Wake Forest has been awarded $150,000 by the Pluralism and Unity Program of the William and Flora Hewlett Foundation to support a three-year project that will also include interactive workshops for faculty and administrators coordinated through Wake Forest’s Teaching and Learning Center, as well as student community-building outreach efforts.

Twenty-six participants, called “Hewlett Ambassadors,” will attend core classes in the summer program focused on “Race and Ethnicity in America” and “Prejudice and Racism.”

Wake Forest professors, Earl Smith, Rubin Professor of American Ethnic Studies and chair of the sociology department, and Charles Richman, professor of psychology, will teach the courses. Smith is an authority on ethnicity and urbanization in American society and has recently launched a multi-ethnic teaching and research project looking at “immigration and ethnicity” in 19th and 20th century America. Richman teaches an undergraduate course, “Human Diversity” and a graduate course titled, “Prejudice, Discrimination and Racism.” Others leading the summer program include: Paige Wilbanks, assistant director of student development at Wake Forest; Joyce Williams-Green, associate vice chancellor for academic affairs at Winston-Salem State University; and Ann McElaney-Johnson, associate dean of the college at Salem College.

The summer program will include a film series that is free and open to the public. The films address African American, Asian American, Native American, Jewish American, female and international experiences. Facilitators will lead discussions after each film.
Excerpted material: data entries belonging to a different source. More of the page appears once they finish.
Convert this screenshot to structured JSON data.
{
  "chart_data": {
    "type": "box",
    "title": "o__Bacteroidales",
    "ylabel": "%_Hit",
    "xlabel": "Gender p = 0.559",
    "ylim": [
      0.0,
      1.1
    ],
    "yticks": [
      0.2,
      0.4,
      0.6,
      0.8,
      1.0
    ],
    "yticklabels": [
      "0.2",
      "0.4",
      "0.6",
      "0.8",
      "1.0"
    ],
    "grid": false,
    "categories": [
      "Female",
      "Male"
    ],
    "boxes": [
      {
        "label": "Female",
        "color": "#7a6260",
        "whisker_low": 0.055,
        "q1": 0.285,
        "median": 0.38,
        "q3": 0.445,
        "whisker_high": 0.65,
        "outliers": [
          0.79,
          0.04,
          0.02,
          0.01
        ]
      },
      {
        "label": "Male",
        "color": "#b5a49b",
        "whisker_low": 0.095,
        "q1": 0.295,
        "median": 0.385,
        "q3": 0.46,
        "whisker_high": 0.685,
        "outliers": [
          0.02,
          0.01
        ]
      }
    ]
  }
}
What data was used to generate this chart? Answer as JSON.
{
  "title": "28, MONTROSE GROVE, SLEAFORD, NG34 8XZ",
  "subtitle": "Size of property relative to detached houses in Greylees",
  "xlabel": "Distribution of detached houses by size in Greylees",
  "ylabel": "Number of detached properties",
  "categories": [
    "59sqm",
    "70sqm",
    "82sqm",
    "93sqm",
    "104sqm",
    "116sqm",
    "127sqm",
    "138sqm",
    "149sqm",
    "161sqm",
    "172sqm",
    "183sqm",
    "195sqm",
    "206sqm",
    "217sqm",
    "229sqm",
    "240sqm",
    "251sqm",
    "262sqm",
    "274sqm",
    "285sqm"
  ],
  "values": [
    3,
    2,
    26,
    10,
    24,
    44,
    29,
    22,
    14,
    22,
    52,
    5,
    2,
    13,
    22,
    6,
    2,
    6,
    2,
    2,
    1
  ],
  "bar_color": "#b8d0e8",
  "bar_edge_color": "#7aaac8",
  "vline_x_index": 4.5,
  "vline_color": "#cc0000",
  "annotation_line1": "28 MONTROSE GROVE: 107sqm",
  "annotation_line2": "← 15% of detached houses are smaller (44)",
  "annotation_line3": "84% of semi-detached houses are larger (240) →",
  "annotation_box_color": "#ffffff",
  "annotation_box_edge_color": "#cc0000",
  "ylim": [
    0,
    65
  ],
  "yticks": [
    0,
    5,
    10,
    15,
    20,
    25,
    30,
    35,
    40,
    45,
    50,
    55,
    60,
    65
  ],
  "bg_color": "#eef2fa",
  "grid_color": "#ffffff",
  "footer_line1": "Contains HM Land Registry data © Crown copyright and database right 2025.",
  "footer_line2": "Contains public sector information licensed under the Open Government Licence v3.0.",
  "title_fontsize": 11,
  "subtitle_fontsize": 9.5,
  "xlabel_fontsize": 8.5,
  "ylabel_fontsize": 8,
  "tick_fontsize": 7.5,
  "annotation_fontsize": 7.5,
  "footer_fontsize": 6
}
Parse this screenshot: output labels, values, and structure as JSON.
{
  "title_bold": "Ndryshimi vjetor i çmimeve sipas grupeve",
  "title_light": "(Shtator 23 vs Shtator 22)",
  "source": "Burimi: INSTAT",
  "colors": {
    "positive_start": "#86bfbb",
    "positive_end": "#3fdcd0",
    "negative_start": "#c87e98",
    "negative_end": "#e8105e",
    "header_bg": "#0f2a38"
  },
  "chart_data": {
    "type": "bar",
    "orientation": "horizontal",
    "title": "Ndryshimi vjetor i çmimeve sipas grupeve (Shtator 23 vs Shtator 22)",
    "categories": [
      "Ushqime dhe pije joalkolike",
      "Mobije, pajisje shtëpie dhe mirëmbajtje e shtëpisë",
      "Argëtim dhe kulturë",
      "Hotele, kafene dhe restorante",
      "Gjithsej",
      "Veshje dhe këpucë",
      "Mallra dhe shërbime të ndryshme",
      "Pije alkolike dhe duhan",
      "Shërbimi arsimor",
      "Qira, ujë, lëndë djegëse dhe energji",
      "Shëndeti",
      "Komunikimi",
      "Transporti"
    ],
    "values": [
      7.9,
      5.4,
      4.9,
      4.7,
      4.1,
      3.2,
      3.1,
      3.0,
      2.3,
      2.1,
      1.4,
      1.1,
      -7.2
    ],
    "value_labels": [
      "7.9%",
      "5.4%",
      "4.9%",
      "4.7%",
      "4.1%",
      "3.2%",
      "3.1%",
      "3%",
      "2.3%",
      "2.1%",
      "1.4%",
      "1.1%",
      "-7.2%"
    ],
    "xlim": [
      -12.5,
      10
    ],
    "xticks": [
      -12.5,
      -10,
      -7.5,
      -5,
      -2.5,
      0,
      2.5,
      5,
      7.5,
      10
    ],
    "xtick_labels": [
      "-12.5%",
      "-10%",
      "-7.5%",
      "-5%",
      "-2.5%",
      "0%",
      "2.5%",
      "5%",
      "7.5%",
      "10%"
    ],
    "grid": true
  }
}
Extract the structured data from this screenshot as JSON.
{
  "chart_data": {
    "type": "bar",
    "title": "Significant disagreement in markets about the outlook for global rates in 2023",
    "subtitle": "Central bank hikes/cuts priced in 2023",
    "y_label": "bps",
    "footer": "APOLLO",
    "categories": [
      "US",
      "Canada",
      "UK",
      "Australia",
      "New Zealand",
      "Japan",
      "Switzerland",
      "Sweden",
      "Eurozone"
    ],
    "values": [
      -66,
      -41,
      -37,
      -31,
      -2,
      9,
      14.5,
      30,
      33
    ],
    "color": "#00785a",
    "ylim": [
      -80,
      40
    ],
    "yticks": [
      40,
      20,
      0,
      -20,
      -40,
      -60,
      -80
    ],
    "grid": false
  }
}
Films will be shown in Benson University Center’s Pugh Auditorium. Following is a schedule:

9 a.m. July 7
“Slam”- Story of a talented poet jailed in Washington, D.C., who finds expression for his frustrations with the help of an English teacher. Nathan Ross Freeman, playwright and instructor of playwriting and screenwriting at the University of North Carolina at Charlotte, will lead the discussion. Local poets will also read their works.

1 p.m. July 7
“Hate” – French film that follows three teenage boys for the 24-hours following the shooting of their friend by the police. Wake Forest graduate and West African native Maryam Rahman-Esene will lead the discussion.

4 p.m. July 11
“Smoke Signals” – The first film produced, directed, and acted by Native Americans that focuses on a young man’s family experiences with storytelling, alcoholism, and death. Several Native Americans from North Carolina will lead the discussion.(This film will be shown in Tribble Hall’s Detamble Auditorium.)

1 p.m. July 26
“We Once Were Warriors” – Story about a Maori family, the indigenous people of New Zealand. Joanna Iwata, director of the Benson University Center and advisor to the Wake Forest Asian student association, will lead the discussion.

1 p.m. July 31
“Get on the Bus”- Chronicles the experiences of several men traveling to the Million Man March and shows the diversity within the group as they discuss politics, sexuality, and family. Leander Sales, editor of the film and faculty member at North Carolina School of the Arts, will lead the discussion.

1 p.m. Aug. 1
Excerpts from “Shoah” – A direct confrontation with the people of the Holocaust including extensive interviews with victims, bystanders, and persecutors. Andrew Ettin, professor of English and counselor for the Wake Forest Jewish Students Organization, will lead the discussion.